When referral is initiated: PI-RADS 4-5 MRI findings; significantly elevated PSA without clear non-cancer explanation; rising PSA velocity beyond age-adjusted thresholds; abnormal DRE findings (palpable nodule, asymmetry, hardness); patient preference for further evaluation.

What happens during referral: Hisential prepares a structured referral summary - screening history, all PSA values, DRE findings, MRI report (if done), risk assessment. Referral to an MMC-registered urology centre - typically at one of several partner centres in Kuala Lumpur. Appointment booking facilitated by your personal health concierge. Records shared securely (with your explicit consent) - your time isn't wasted re-explaining your screening history.

What the urology evaluation typically involves: review of screening findings; repeat DRE if indicated; discussion of biopsy; possible transperineal or transrectal prostate biopsy under image guidance; histopathology of biopsy samples to confirm or exclude cancer; if cancer is found, grading of aggressiveness (Gleason score, ISUP grade).

If biopsy is negative: you can return to Hisential for ongoing monitoring with continued screening at appropriate intervals. The urology referral becomes part of your screening history for future risk assessment.

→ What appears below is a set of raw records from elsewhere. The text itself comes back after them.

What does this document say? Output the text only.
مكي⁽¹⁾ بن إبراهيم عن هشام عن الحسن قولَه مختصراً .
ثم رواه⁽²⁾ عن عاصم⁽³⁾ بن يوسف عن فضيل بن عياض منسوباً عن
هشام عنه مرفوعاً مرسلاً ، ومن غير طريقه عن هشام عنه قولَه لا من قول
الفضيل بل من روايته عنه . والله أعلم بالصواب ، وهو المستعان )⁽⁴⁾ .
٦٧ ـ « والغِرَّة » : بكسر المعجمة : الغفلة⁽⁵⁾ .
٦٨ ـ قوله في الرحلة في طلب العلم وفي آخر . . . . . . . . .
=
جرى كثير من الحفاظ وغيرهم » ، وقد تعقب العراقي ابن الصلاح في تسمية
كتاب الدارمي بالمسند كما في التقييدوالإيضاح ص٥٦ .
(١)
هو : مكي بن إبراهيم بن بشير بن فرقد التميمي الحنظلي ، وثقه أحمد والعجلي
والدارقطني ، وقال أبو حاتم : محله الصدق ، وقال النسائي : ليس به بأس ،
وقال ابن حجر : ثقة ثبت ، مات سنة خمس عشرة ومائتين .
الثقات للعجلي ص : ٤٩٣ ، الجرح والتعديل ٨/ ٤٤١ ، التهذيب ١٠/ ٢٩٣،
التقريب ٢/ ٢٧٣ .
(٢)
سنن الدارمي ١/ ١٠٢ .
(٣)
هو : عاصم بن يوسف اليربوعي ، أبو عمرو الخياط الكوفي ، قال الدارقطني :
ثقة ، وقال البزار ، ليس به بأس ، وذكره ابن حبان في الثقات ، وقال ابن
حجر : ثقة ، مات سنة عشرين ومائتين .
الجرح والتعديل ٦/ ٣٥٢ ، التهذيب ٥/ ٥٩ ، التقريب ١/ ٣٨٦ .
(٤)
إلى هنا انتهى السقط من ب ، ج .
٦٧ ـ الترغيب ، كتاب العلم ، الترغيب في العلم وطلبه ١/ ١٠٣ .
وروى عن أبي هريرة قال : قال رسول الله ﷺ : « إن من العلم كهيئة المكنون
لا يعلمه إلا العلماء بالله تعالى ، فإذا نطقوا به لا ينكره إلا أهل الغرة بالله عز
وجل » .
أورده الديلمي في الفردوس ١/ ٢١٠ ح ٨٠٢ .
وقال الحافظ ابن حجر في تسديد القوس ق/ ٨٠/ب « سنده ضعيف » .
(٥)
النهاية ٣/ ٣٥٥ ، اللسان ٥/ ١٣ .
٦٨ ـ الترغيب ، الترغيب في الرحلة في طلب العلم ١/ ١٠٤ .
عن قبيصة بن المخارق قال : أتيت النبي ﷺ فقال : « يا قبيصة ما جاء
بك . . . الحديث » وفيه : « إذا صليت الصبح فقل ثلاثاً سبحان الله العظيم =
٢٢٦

If biopsy is positive: the urology centre coordinates next steps including additional staging, treatment options discussion (active surveillance, surgery, radiation, hormonal therapy, focal therapies depending on cancer characteristics), and ongoing oncology care. You can choose to maintain Hisential as your general practice for continuity, even as prostate cancer care moves to specialist centres.

Hisential does not perform: prostate biopsy, prostate cancer surgery (prostatectomy), radiation therapy, or hormonal therapy for prostate cancer. These are procedures performed at urology and oncology centres. Hisential's role is structured screening, referral coordination, and continuity of general care.